By Agness Joslyn Kaufman    

In 1917, because of a growing demand for more college work, the general degree of Bachelor of Science was added to the Engineering and Home Economics degrees. Then the evening session courses were offered on the college level, the Academy was discontinued, and the Institute emerged from World War I as a four-year college on the lists of the North Central Association.

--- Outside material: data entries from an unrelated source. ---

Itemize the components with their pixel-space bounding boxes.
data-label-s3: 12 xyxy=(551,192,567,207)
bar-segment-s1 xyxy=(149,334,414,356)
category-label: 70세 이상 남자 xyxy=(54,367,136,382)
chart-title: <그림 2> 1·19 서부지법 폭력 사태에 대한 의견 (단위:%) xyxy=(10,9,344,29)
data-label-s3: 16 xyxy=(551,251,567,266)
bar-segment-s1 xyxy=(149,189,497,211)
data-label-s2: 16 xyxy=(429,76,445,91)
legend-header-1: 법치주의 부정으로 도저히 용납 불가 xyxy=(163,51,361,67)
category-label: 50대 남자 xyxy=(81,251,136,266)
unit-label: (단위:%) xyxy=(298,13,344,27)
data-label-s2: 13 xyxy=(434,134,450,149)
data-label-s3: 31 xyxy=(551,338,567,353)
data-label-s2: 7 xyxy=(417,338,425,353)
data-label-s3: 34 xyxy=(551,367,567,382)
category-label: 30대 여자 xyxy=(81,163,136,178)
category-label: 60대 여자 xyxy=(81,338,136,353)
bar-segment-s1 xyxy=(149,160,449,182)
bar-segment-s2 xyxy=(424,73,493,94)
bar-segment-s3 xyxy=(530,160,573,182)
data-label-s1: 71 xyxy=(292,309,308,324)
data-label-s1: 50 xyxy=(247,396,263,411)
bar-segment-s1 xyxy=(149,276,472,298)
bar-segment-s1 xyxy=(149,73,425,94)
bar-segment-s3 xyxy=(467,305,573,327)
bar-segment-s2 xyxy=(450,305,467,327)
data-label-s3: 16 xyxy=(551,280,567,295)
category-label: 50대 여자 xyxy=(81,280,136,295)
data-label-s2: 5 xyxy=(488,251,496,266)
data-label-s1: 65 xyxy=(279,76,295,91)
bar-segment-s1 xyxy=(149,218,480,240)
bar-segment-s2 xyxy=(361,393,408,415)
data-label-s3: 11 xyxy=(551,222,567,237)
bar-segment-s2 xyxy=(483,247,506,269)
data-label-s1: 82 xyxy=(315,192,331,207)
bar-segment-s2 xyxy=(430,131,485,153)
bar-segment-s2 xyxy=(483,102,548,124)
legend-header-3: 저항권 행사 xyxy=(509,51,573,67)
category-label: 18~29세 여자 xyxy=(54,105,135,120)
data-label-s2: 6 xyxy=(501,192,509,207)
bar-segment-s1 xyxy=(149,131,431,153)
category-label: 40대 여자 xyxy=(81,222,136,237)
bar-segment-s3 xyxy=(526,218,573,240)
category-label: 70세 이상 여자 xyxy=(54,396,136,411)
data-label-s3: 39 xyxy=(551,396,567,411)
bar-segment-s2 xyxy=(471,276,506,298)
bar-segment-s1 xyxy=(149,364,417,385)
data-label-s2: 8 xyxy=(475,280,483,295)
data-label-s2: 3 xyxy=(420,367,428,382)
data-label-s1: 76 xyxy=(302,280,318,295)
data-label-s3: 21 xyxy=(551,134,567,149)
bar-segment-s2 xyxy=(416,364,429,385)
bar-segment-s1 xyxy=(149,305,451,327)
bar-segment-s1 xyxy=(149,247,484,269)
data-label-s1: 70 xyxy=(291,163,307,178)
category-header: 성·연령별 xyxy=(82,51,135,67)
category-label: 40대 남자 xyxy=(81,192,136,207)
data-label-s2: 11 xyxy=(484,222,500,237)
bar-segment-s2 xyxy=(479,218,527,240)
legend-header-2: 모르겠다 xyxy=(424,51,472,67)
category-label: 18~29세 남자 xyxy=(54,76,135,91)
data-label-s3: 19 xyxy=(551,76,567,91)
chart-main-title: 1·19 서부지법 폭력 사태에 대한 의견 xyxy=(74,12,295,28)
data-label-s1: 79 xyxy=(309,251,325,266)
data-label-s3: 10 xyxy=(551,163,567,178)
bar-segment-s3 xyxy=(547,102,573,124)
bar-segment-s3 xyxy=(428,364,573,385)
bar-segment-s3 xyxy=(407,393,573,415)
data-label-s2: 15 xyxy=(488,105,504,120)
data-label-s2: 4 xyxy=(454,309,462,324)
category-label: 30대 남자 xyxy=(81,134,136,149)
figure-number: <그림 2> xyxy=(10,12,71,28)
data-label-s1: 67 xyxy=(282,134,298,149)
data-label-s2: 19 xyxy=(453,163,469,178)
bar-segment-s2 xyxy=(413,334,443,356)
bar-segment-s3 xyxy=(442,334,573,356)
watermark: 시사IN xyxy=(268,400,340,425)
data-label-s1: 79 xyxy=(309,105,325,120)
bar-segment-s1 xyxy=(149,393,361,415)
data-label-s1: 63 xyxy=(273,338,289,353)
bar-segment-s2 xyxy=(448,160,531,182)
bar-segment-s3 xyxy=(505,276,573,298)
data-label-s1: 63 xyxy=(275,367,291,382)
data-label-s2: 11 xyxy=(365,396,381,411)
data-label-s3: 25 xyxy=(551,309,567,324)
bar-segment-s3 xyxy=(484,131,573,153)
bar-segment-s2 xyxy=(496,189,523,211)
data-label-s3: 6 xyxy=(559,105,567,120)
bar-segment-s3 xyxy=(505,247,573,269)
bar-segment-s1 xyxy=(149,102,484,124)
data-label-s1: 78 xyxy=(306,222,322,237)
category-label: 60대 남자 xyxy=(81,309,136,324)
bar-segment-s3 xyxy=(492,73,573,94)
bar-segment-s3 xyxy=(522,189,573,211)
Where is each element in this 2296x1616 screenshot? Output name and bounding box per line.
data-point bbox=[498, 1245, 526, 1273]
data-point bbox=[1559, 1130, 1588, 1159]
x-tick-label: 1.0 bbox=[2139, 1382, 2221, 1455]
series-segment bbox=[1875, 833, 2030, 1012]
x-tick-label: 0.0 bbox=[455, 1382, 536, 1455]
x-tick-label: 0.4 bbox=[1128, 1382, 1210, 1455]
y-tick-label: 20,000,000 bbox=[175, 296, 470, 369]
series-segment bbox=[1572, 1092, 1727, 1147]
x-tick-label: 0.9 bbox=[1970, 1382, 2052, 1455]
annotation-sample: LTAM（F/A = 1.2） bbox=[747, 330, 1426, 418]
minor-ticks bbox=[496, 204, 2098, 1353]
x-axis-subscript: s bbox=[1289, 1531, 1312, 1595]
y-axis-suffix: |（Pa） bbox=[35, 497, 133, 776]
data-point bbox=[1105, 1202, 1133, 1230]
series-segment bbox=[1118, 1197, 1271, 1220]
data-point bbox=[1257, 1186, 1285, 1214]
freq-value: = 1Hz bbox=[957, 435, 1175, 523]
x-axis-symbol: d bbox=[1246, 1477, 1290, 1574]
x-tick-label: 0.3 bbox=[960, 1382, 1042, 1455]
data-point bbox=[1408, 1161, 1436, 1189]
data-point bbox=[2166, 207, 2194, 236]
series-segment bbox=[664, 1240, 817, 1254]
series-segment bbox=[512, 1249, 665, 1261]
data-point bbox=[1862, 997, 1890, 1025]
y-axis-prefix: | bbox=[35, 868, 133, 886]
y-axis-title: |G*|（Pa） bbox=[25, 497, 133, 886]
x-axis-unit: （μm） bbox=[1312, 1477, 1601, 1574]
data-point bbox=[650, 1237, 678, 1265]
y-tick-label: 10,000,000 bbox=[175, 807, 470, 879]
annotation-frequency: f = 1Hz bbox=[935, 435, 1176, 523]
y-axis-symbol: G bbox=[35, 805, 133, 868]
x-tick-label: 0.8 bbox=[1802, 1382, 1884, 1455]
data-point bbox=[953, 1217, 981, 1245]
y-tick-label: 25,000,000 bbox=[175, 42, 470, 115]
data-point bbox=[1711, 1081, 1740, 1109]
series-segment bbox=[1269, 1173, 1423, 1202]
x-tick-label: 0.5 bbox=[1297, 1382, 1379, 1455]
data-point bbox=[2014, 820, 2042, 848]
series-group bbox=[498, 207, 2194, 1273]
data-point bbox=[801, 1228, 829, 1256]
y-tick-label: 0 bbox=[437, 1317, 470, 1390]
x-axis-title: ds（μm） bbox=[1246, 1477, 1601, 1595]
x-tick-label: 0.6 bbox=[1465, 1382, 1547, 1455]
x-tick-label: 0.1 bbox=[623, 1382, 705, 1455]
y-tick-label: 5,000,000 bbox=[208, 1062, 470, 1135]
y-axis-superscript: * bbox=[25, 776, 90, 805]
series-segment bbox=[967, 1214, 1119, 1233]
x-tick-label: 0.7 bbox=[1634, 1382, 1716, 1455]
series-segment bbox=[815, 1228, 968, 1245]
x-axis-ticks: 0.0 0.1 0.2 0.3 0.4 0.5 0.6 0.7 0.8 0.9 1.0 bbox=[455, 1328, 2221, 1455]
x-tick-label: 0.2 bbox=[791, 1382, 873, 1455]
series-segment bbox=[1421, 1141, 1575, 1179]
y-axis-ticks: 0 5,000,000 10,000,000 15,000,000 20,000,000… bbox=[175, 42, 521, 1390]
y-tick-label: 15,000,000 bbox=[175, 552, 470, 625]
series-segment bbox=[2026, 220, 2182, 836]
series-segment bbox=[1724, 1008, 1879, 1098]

Probably the most outstanding feature of Lewis Institute was the administration under the leadership of Director Carman, who was generally acclaimed one of the leading educators of his day, and who remained at the helm for forty years. It was his custom to register and consult with each student personally in the day school, and with as many as he could in the evening school. He lived for the Institute, and after the death of his wife in 1916 he made it his day and night work, seven days a week and he had no other interests. It is said that he did the most outstanding piece of personnel work that has ever been accomplished in an American college. The tenure of the faculty who served under him was long, for the men and women who taught at Lewis believed in the purpose of the school and were willing to devote their lives to teaching at the Institute.

That the Institute served the purpose for which it was founded can scarcely be doubted. During the first ten years of its existence, the attendance in the day and evening sessions amounted to about 10,000 individuals. From that time on, as the desire for education grew among young people, the numbers mounted rapidly, and in 1940 more than 100,000 students had attended the Institute from one term to twenty years - a record made by a student in the evening session.

I cannot conclude without this observation - I have never known anyone who had a real and honorable part in this educational venture known as Lewis Institute, either as a student or as a member of the faculty or of the basement staff who did not gain something fine from the contact, or who did not contribute something in the way of loyalty or devotion that was beyond price.